Pray – Pray for your new ministry role. Pray for the families and students in your church. Pray for your leadership team. Pray for the people in prayer. Develop a prayer team for yourself, for the ministry and for the church. Meet people for prayer.
Have Conversations – One of the best things you can do as you kick off a new role in student ministry is to have conversations with people of all ages. Check in with students. This isn’t a time for survey, although, info is a great by-product. These conversations are about being a shepherd. Get to know people’s names. Find out who is connected to who. Find out what people have enjoyed and what they want to change. Find out what brought people to this church in the first place. Find out what roles people may be interested playing in ministry.

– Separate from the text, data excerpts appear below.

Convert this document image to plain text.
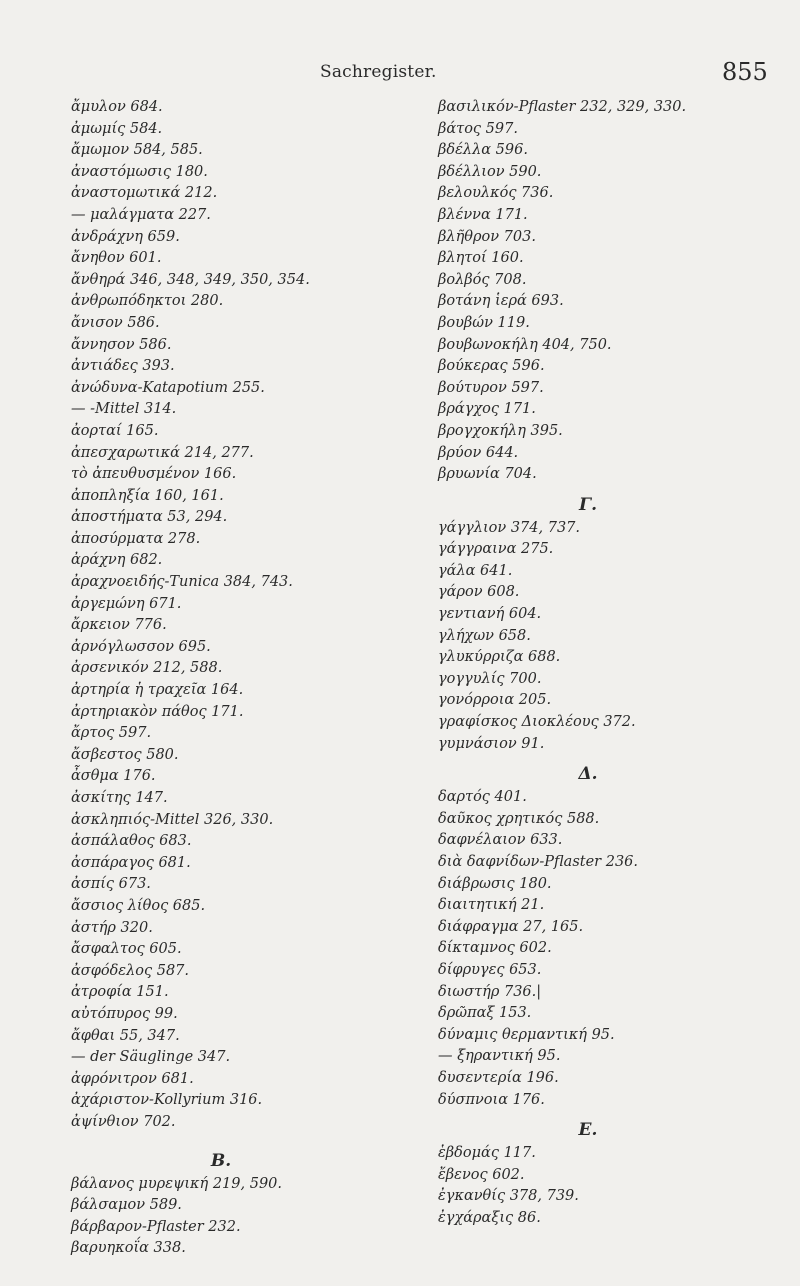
Sachregister.	855
ἄμυλον 684.
ἀμωμίς 584.
ἄμωμον 584, 585.
ἀναστόμωσις 180.
ἀναστομωτικά 212.
— μαλάγματα 227.
ἀνδράχνη 659.
ἄνηθον 601.
ἄνθηρά 346, 348, 349, 350, 354.
ἀνθρωπόδηκτοι 280.
ἄνισον 586.
ἄννησον 586.
ἀντιάδες 393.
ἀνώδυνα-Katapotium 255.
— -Mittel 314.
ἀορταί 165.
ἀπεσχαρωτικά 214, 277.
τὸ ἀπευθυσμένον 166.
ἀποπληξία 160, 161.
ἀποστήματα 53, 294.
ἀποσύρματα 278.
ἀράχνη 682.
ἀραχνοειδής-Tunica 384, 743.
ἀργεμώνη 671.
ἄρκειον 776.
ἀρνόγλωσσον 695.
ἀρσενικόν 212, 588.
ἀρτηρία ἡ τραχεῖα 164.
ἀρτηριακὸν πάθος 171.
ἄρτος 597.
ἄσβεστος 580.
ἆσθμα 176.
ἀσκίτης 147.
ἀσκληπιός-Mittel 326, 330.
ἀσπάλαθος 683.
ἀσπάραγος 681.
ἀσπίς 673.
ἄσσιος λίθος 685.
ἀστήρ 320.
ἄσφαλτος 605.
ἀσφόδελος 587.
ἀτροφία 151.
αὐτόπυρος 99.
ἄφθαι 55, 347.
— der Säuglinge 347.
ἀφρόνιτρον 681.
ἀχάριστον-Kollyrium 316.
ἀψίνθιον 702.
B.
βάλανος μυρεψική 219, 590.
βάλσαμον 589.
βάρβαρον-Pflaster 232.
βαρυηκοΐα 338.
βασιλικόν-Pflaster 232, 329, 330.
βάτος 597.
βδέλλα 596.
βδέλλιον 590.
βελουλκός 736.
βλέννα 171.
βλῆθρον 703.
βλητοί 160.
βολβός 708.
βοτάνη ἱερά 693.
βουβών 119.
βουβωνοκήλη 404, 750.
βούκερας 596.
βούτυρον 597.
βράγχος 171.
βρογχοκήλη 395.
βρύον 644.
βρυωνία 704.
Γ.
γάγγλιον 374, 737.
γάγγραινα 275.
γάλα 641.
γάρον 608.
γεντιανή 604.
γλήχων 658.
γλυκύρριζα 688.
γογγυλίς 700.
γονόρροια 205.
γραφίσκος Διοκλέους 372.
γυμνάσιον 91.
Δ.
δαρτός 401.
δαῦκος χρητικός 588.
δαφνέλαιον 633.
διὰ δαφνίδων-Pflaster 236.
διάβρωσις 180.
διαιτητική 21.
διάφραγμα 27, 165.
δίκταμνος 602.
δίφρυγες 653.
διωστήρ 736.|
δρῶπαξ 153.
δύναμις θερμαντική 95.
— ξηραντική 95.
δυσεντερία 196.
δύσπνοια 176.
E.
ἑβδομάς 117.
ἔβενος 602.
ἐγκανθίς 378, 739.
ἐγχάραξις 86.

Simplify – Don’t just chop programs, but seek to simplify the needs. Determine the vision and make it plain and simple for people. What are the two or three things you want students to do each week? How do they go about it? What systems are in place for the congregation to help raise up the next generations of disciples. Don’t become paralyzed in the complex. Make things simple. Simple communication. Simple instructions. Simple message.
Clarify – What questions need to be asked? Why are we doing things this way? What was the orginal intent? Does this particular aspect to the ministry still fit in our mission? What about the budget? Does it clearly articulate our future goals and dreams?
Organize – Even if people aren’t sure what they think about a new person in a ministry role, at least they are sure about what’s going on. You don’t have to do lots of changing if you don’t want to, but publicize stuff. Create systems that allow for families to know what is going on and when. Let structure be your aid as you invite people to be on your team – what are you asking them to do? What is their specific role, etc?
Communicate – Talk with your pastor or supervisor. Talk with the families. Talk with the students. Keep posts going though social media sites. Keep clear, concise, creative and consistent communication going. This will help you clarify what you want to get across and it will help people feel like they know what’s happening. Communicate concrete things – not half baked ideas that you might think about trying some time.
Work hard, but leave room – Leave room for your family, for your life, for your congregation, for your students, for your families, for your vision, for your sabbath and for God to work. Don’t front load your ministry with doing – pace yourself.